Merger Madness

Federal Trade Commission Chair Lina Khan speaks to the Economic Club of New York on July 24, 2023, in New York City. (Photo by Michael M. Santiago/Getty Images)

Dear Capitolisters,

Two weeks ago, the Department of Justice and Federal Trade Commission proposed new draft guidelines on how the U.S. government would police corporate mergers and block illegal ones (i.e., ones that substantially “lessen competition” or “tend to create a monopoly”) under current U.S. antitrust law. The U.S. government has had merger guidelines since the late 1960s, with the latest version coming in 2010. They aren’t binding law but instead are intended to inform corporations what current law and economic principles are and whether any mergers under consideration might run afoul of them. Past merger guidelines have been widely accepted and relatively uncontroversial—even among litigants arguing about specific mergers in court. 

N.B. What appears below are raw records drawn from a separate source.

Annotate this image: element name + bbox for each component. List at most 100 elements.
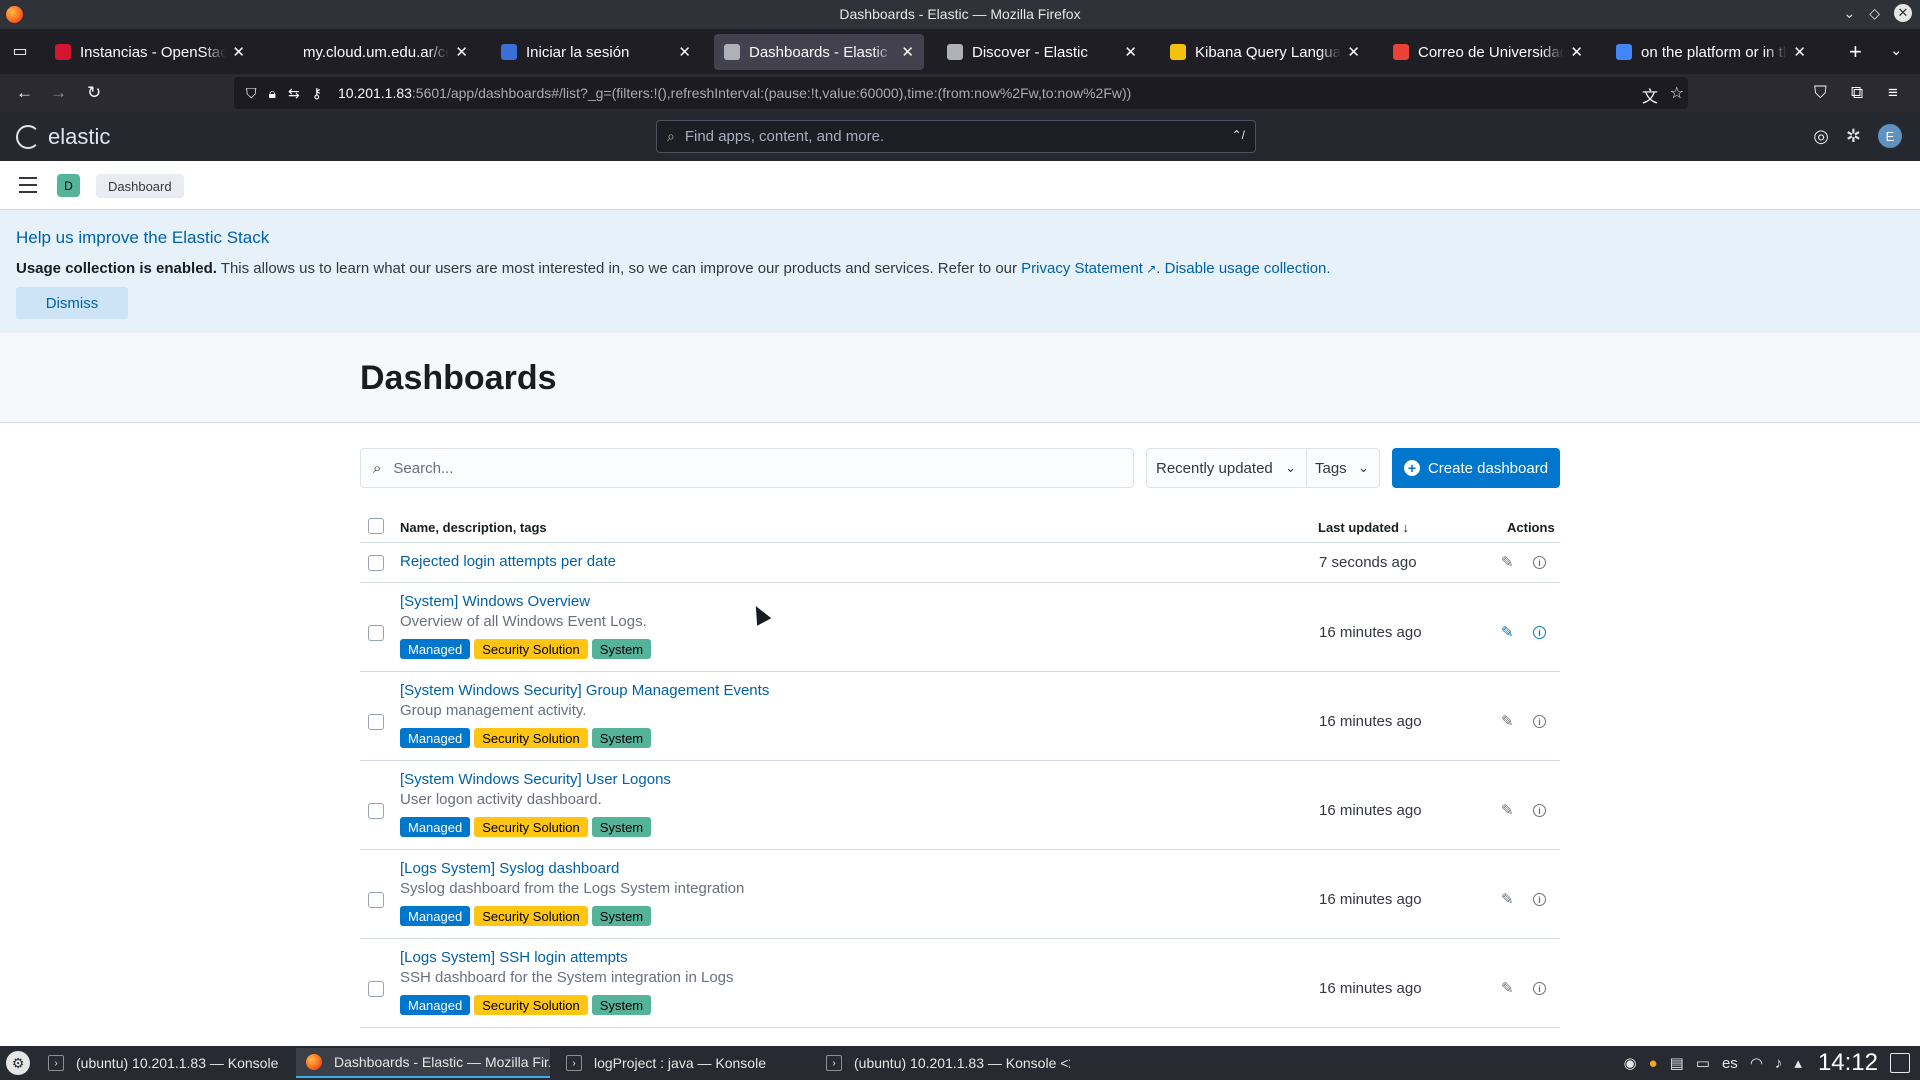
info-icon[interactable]: i	[1533, 556, 1546, 569]
browser-tab[interactable]: Instancias - OpenStack Da ✕	[45, 34, 255, 70]
info-icon[interactable]: i	[1533, 893, 1546, 906]
menu-toggle-icon[interactable]	[18, 175, 38, 195]
maximize-icon[interactable]: ◇	[1869, 5, 1880, 22]
clipboard-icon[interactable]: ▤	[1670, 1054, 1684, 1072]
lock-icon[interactable]: 🔒︎	[269, 85, 276, 102]
close-tab-icon[interactable]: ✕	[901, 43, 914, 61]
help-icon[interactable]: ◎	[1813, 126, 1829, 147]
close-tab-icon[interactable]: ✕	[1347, 43, 1360, 61]
edit-pencil-icon[interactable]: ✎	[1501, 553, 1514, 571]
close-tab-icon[interactable]: ✕	[1124, 43, 1137, 61]
tag-badge[interactable]: Managed	[400, 728, 471, 748]
taskbar-task[interactable]: › logProject : java — Konsole	[556, 1048, 810, 1078]
dashboard-link[interactable]: Rejected login attempts per date	[400, 553, 616, 570]
url-text[interactable]: 10.201.1.83:5601/app/dashboards#/list?_g…	[338, 85, 1131, 101]
clock[interactable]: 14:12	[1818, 1049, 1878, 1077]
browser-tab[interactable]: Discover - Elastic ✕	[937, 34, 1147, 70]
dashboard-link[interactable]: [Logs System] Syslog dashboard	[400, 860, 619, 877]
tag-badge[interactable]: Security Solution	[474, 639, 588, 659]
row-checkbox[interactable]	[368, 625, 384, 641]
tag-badge[interactable]: System	[591, 639, 652, 659]
tag-badge[interactable]: Security Solution	[474, 995, 588, 1015]
close-tab-icon[interactable]: ✕	[678, 43, 691, 61]
dashboard-link[interactable]: [System] Windows Overview	[400, 593, 590, 610]
tag-badge[interactable]: Security Solution	[474, 817, 588, 837]
info-icon[interactable]: i	[1533, 804, 1546, 817]
wifi-icon[interactable]: ◠	[1750, 1054, 1763, 1072]
tag-badge[interactable]: Managed	[400, 995, 471, 1015]
row-checkbox[interactable]	[368, 803, 384, 819]
dashboard-link[interactable]: [System Windows Security] User Logons	[400, 771, 671, 788]
select-all-checkbox[interactable]	[368, 518, 384, 534]
privacy-statement-link[interactable]: Privacy Statement	[1021, 260, 1143, 277]
browser-tab[interactable]: Correo de Universidad de ✕	[1383, 34, 1593, 70]
dashboard-search-input[interactable]: ⌕ Search...	[360, 448, 1134, 488]
dismiss-button[interactable]: Dismiss	[16, 287, 128, 319]
info-icon[interactable]: i	[1533, 715, 1546, 728]
taskbar-task[interactable]: Dashboards - Elastic — Mozilla Fir...	[296, 1048, 550, 1078]
tag-badge[interactable]: Managed	[400, 639, 471, 659]
row-checkbox[interactable]	[368, 555, 384, 571]
row-checkbox[interactable]	[368, 892, 384, 908]
dashboard-link[interactable]: [Logs System] SSH login attempts	[400, 949, 628, 966]
user-avatar[interactable]: E	[1878, 124, 1902, 148]
breadcrumb-dashboard[interactable]: Dashboard	[96, 174, 184, 198]
taskbar-task[interactable]: › (ubuntu) 10.201.1.83 — Konsole <2>	[816, 1048, 1070, 1078]
show-desktop-icon[interactable]	[1890, 1053, 1910, 1073]
tag-badge[interactable]: Managed	[400, 906, 471, 926]
tag-badge[interactable]: System	[591, 817, 652, 837]
key-icon[interactable]: ⚷	[312, 85, 322, 102]
browser-tab[interactable]: Dashboards - Elastic ✕	[714, 34, 924, 70]
close-tab-icon[interactable]: ✕	[232, 43, 245, 61]
edit-pencil-icon[interactable]: ✎	[1501, 801, 1514, 819]
forward-icon[interactable]: →	[50, 83, 67, 103]
sort-dropdown[interactable]: Recently updated ⌄	[1146, 448, 1307, 488]
bookmark-star-icon[interactable]: ☆	[1670, 83, 1684, 103]
edit-pencil-icon[interactable]: ✎	[1501, 979, 1514, 997]
dashboard-link[interactable]: [System Windows Security] Group Manageme…	[400, 682, 769, 699]
edit-pencil-icon[interactable]: ✎	[1501, 712, 1514, 730]
tag-badge[interactable]: Managed	[400, 817, 471, 837]
disable-usage-link[interactable]: Disable usage collection.	[1165, 260, 1331, 277]
news-feed-icon[interactable]: ✲	[1846, 126, 1861, 147]
column-header-last-updated[interactable]: Last updated ↓	[1318, 520, 1409, 535]
tag-badge[interactable]: System	[591, 906, 652, 926]
list-all-tabs-icon[interactable]: ⌄	[1890, 41, 1903, 59]
edit-pencil-icon[interactable]: ✎	[1501, 623, 1514, 641]
info-icon[interactable]: i	[1533, 626, 1546, 639]
space-avatar[interactable]: D	[57, 174, 80, 197]
reload-icon[interactable]: ↻	[87, 83, 101, 103]
row-checkbox[interactable]	[368, 714, 384, 730]
edit-pencil-icon[interactable]: ✎	[1501, 890, 1514, 908]
extensions-icon[interactable]: ⧉	[1851, 83, 1863, 103]
elastic-logo[interactable]: elastic	[16, 124, 110, 150]
create-dashboard-button[interactable]: + Create dashboard	[1392, 448, 1560, 488]
firefox-view-icon[interactable]: ▭	[10, 41, 30, 61]
accessibility-icon[interactable]: ◉	[1623, 1054, 1636, 1072]
pocket-icon[interactable]: ⛉	[1814, 83, 1827, 103]
app-menu-icon[interactable]: ≡	[1888, 83, 1898, 103]
url-bar[interactable]: ⛉ 🔒︎ ⇆ ⚷ 10.201.1.83:5601/app/dashboards…	[234, 77, 1688, 109]
back-icon[interactable]: ←	[16, 83, 33, 103]
global-search-input[interactable]: ⌕ Find apps, content, and more. ⌃/	[656, 120, 1256, 153]
column-header-name[interactable]: Name, description, tags	[400, 520, 547, 535]
browser-tab[interactable]: Iniciar la sesión ✕	[491, 34, 701, 70]
close-tab-icon[interactable]: ✕	[455, 43, 468, 61]
new-tab-icon[interactable]: +	[1849, 39, 1862, 65]
tag-badge[interactable]: Security Solution	[474, 728, 588, 748]
tracking-protection-icon[interactable]: ⛉	[246, 85, 257, 102]
browser-tab[interactable]: Kibana Query Language | ✕	[1160, 34, 1370, 70]
browser-tab[interactable]: my.cloud.um.edu.ar/console.p ✕	[268, 34, 478, 70]
permissions-icon[interactable]: ⇆	[288, 85, 300, 102]
close-tab-icon[interactable]: ✕	[1570, 43, 1583, 61]
row-checkbox[interactable]	[368, 981, 384, 997]
battery-icon[interactable]: ▭	[1696, 1054, 1710, 1072]
tag-badge[interactable]: Security Solution	[474, 906, 588, 926]
application-launcher-icon[interactable]: ⚙	[6, 1051, 30, 1075]
volume-icon[interactable]: ♪	[1775, 1055, 1783, 1072]
tags-filter-dropdown[interactable]: Tags ⌄	[1306, 448, 1380, 488]
taskbar-task[interactable]: › (ubuntu) 10.201.1.83 — Konsole	[38, 1048, 290, 1078]
tag-badge[interactable]: System	[591, 995, 652, 1015]
tray-expand-icon[interactable]: ▴	[1794, 1054, 1802, 1072]
close-tab-icon[interactable]: ✕	[1793, 43, 1806, 61]
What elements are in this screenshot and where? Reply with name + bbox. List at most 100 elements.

The new Biden administration rules are, to put it nicely, a different approach to such matters.

As we’d expect, the guidelines, 13 in all, reflect the Biden administration’s desire to aggressively regulate supposedly “anti-competitive” business activities and, in particular, to move away from a legal standard centered on “consumer welfare” to a broader and more subjective one that considers many factors, including “bigness” itself. But, as we’ll discuss today, these guidelines are no mere incremental shift toward more merger enforcement under current antitrust law—they’re a radical departure from that law and the economics and recent history of mergers in the United States. And they’re a perfect encapsulation of why antitrust hawks’ knee-jerk “Big is Bad” mindset is so misguided.